Jen~ Lipstick and Laundry said...

That sums it up for sure... I am with you,I started the book series this week, reading one a day, with NO break and literally feel drained...
I need a light hearted funny love story... hahaha

Seth said...

Great review and analysis!

I recommend A.J. Jacobs for humor. "The Year of Living Biblically" is hilarious yet profound.

Tracey said...

oh my, needed to speed scroll past this bc I am in the middle of reading Mockingjay. Like I just walked down from my bed to check my email and then stumbled upon your blog and there was this post. Yikes! So, didn't really read it until I saw your last line about needing a funny book: Funny in Farsi by Firoozeh Dumas. Laugh out loud hilarious. And it's true story. She also has written a sequel which is equally as funny.
Ok, am off to read and will come back here in a day or so to read your review!

Skeller said...

Gosh, I swear, Tracey and I are going to be real-life friends some day. She just recommended the exact book I was going to tell you about when I read your need for a funny book!!! And I didn't know there was a sequel (squealing with glee!!). And I'm really REALLY in need of a funny book, because I'm currently reading The True Story of Hansel & Gretel (right on the heels of Mockingjay) - and it's dark, depressing, gratuitously violent & disgusting. Not funny at all.

I will recommend Broken for You. It's not funny, per se. But it is hopeful-feel-good and it's filled with quirky enjoyable characters.

Heidi - I always love your book reviews!!

April said...

I am having withdrawals now that it's over.
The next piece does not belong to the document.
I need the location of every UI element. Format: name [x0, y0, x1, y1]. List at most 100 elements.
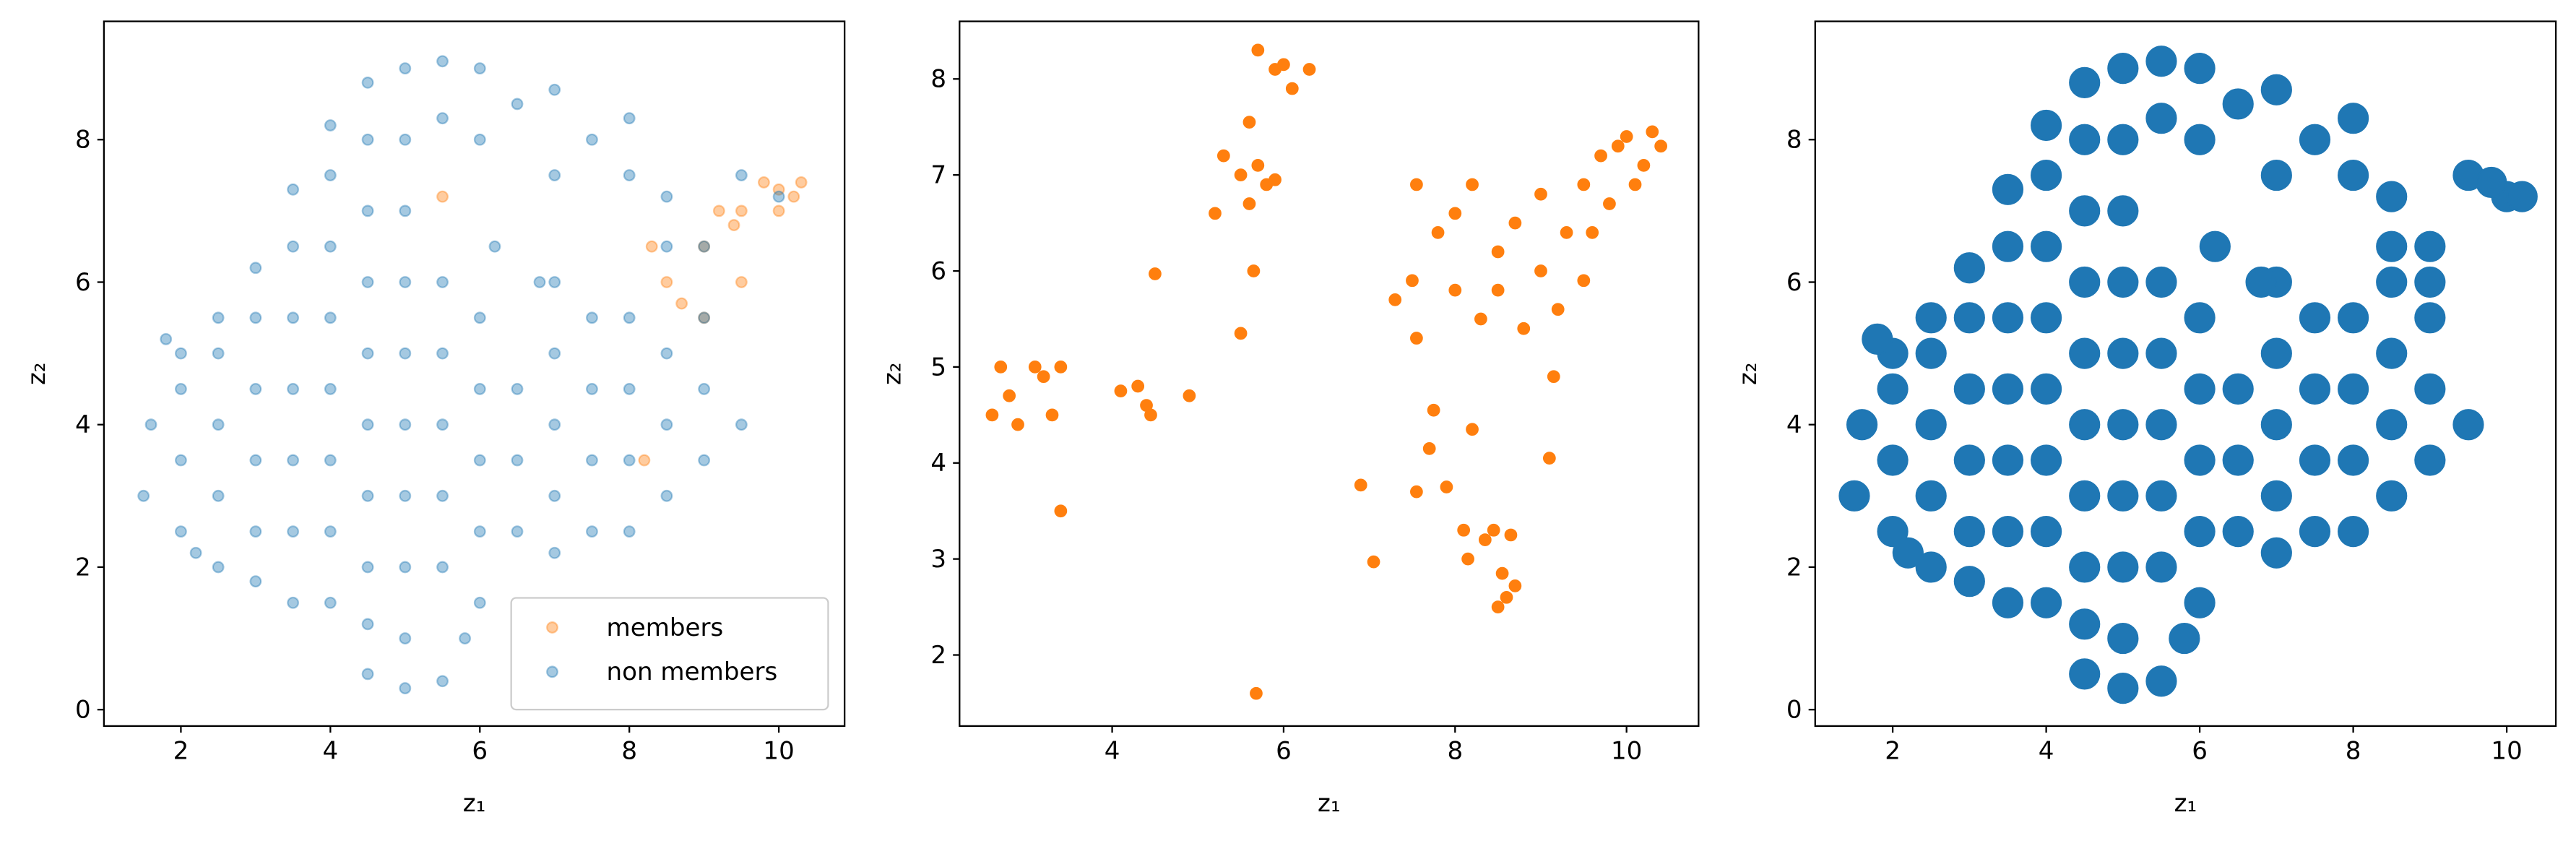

I even re-read I & II before reading III just to drag it out a bit. I, too, keep thinking about the characters, the story. These were also outside my normal literary realm, but I can't remember the last time a book kept me up til the wee hours as these did. Great review, as usual. I am now reading "The Elegance of the Hedgehog" per your suggestion.

Tracey said...

Ok, just finished and came back to read your review which you articulated so well. The thing that sits with me so profoundly is the truth that flawed human nature and it's frailty resides in all, whether we are "for" or "against", "good" or "bad". This truth is evident when District 13, in their desire to separate themselves, became misguided. War never highlights the good in man, ever.

I can't also help but think that Susan Collins was highlighting our very real obsession with appearance and superficiality. The people in the Capitol were part of the "machine". Part victims and participants of a culture that seeks to distract them from seeing and thinking about things that really matter. Although in the Capitol we see the extremity of this (died skin, flashy clothes, shallow behavior, gluttony) it is only a visual of what we all have the capability to become should we stop fighting for our right to think/work/believe on our own. And in President Snow you see the perverseness of such a life lying underneath all the "makeup". You see the grotesque sickness.

Okay, that is all for now. I used to be a highschool English teacher, would have loved to read through this with them, talk about it.

Shannon said...

Am-ma-zing review of a brilliant, painful, thought provoking book! I love how you summed it up, made sense of the chaos and really pulled out the heart of it. Nice work Heidi! Also-so far out my usual realm of literary choices. April, I hope you like 'Elegance of the Hedgehog'. It has stayed with me.